Thoughts from the Ed TALK panel: Fast-Tracking Software Security
Thinking back on yesterday’s Ed TALKS panel, which featured Dinis Cruz, Sasha Rosenbaum, and Seba Deleersnyder, a few concepts came to light from our conversation.
Application security *is* more difficult than other areas of security
Both Dinis and Seba agreed wholeheartedly that software security is more difficult because one needs to have a background as a developer to be effective in application security. Sasha didn’t agree as much, taking the ever-positive approach that you can accomplish whatever you want to. However, the panel confirmed that this particular area -- software security -- is more challenging than other areas of cybersecurity.

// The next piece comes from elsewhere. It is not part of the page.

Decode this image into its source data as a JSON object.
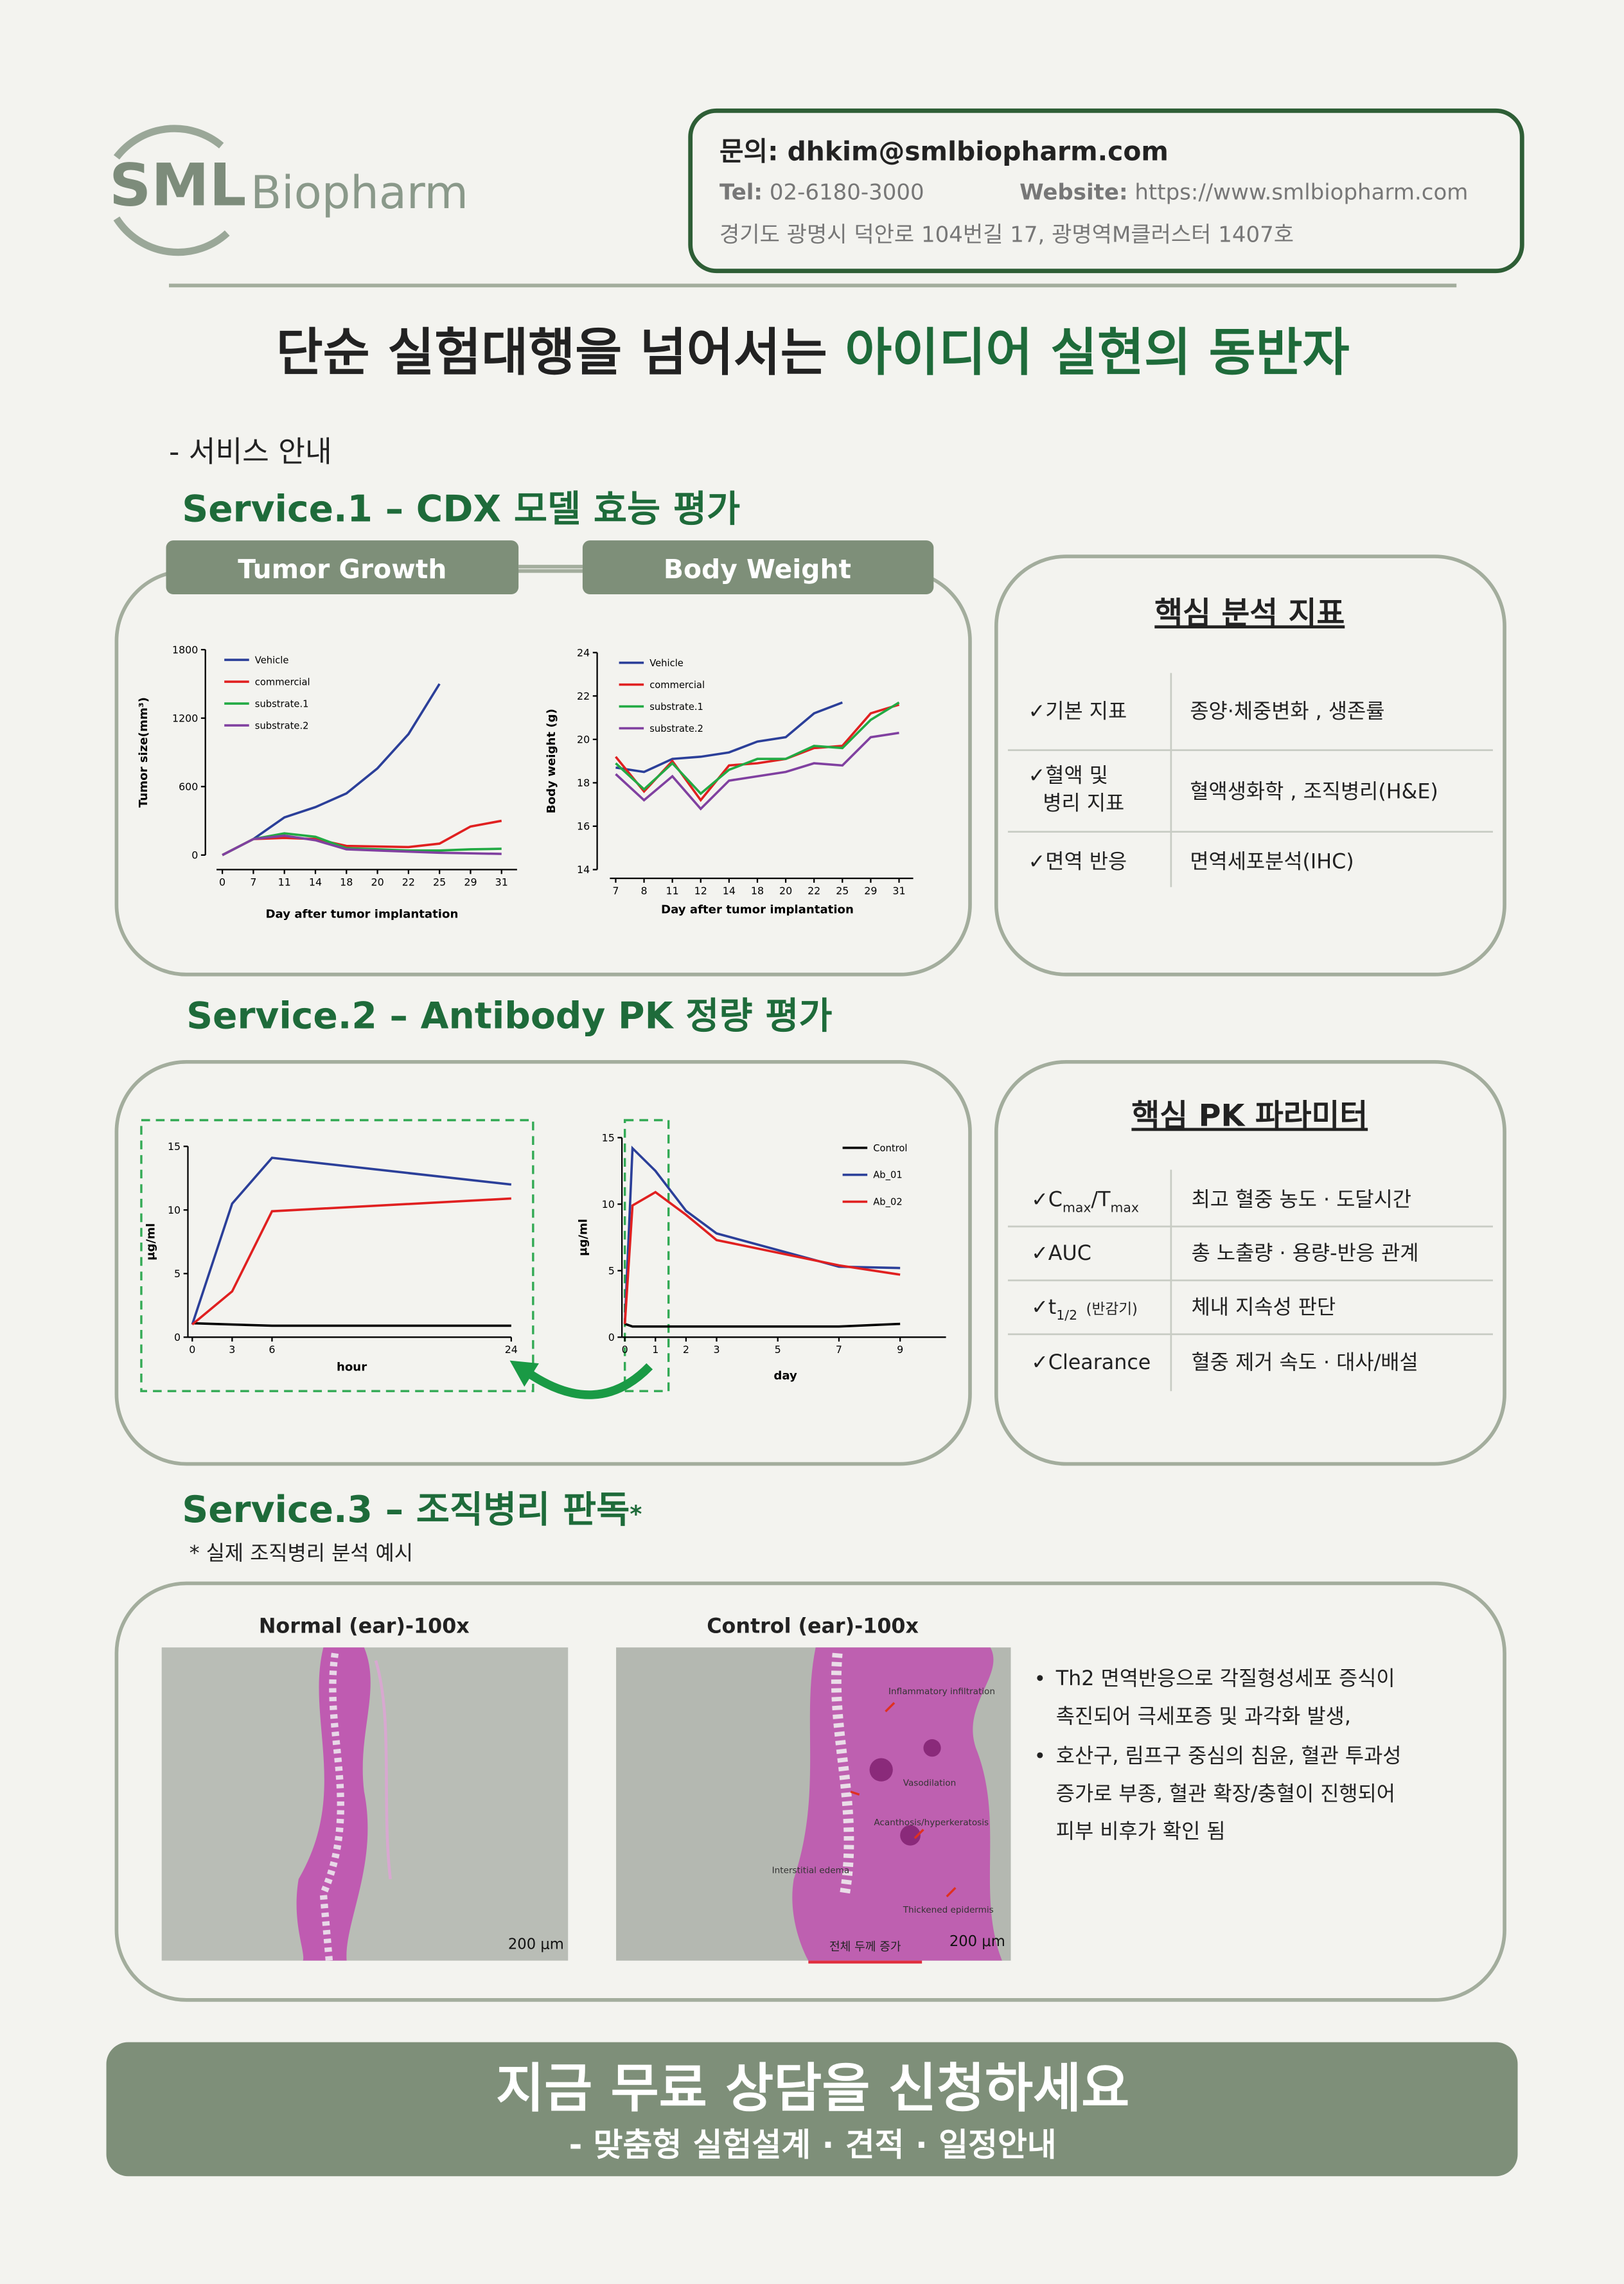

Threat modeling *absolutely* has a place in CI/CD
I went into this talk knowing that Sasha was huge in DevOps, and Dinis is huge in speed (how he talks, how he develops, and how he pushes his team), so I was fully expecting them to say that threat modeling has no place in modern software development because it slows things down too much. I was also expecting Seba to counter their statements, knowing he's a threat modeling instructor. It turns out all three panelists agreed that threat modeling ABSOLUTELY has a place in a continuous integration/continuous deployment model, and DevOps, and Agile. That really surprised me. I was thrilled to hear it, of course, as I too am a big fan of threat modeling. Dinis went so far as to say that threat modeling enables the speed of DevOps because it tells you where you need more human attention and where you can automate.
Security Champions FTW!
I didn’t expect this - all the panelists agreed on the idea of security champions in a positive way, even when I suggested that Gartner recommends the idea (security professionals often run counter to what ivory tower analysts suggest.) Everyone was a huge proponent of security champions. Dinis said it was the cheapest and fastest way to scale your security team, which I found pretty interesting. Sasha was behind the concept whole-heartedly, especially the hands-on capture-the-flag (CTF) activities recommended by Gartner. She said a CTF was part of her origin story in security. Having taken part in a CTF as a developer, she thought to herself, "Oh my! How many of these vulnerabilities have I pushed into production?" That’s precisely the kind of awareness that we, as an industry, are trying to build in the development community. Dinis said it succinctly, "I don't want my developers to be security experts; I just need them to be AWARE of it." He further said that security can (should) be a driver for the overall quality of software. I was happily surprised we spent so much time diving deep into the benefits of security champions. I had a whole sheet of questions we never even got to!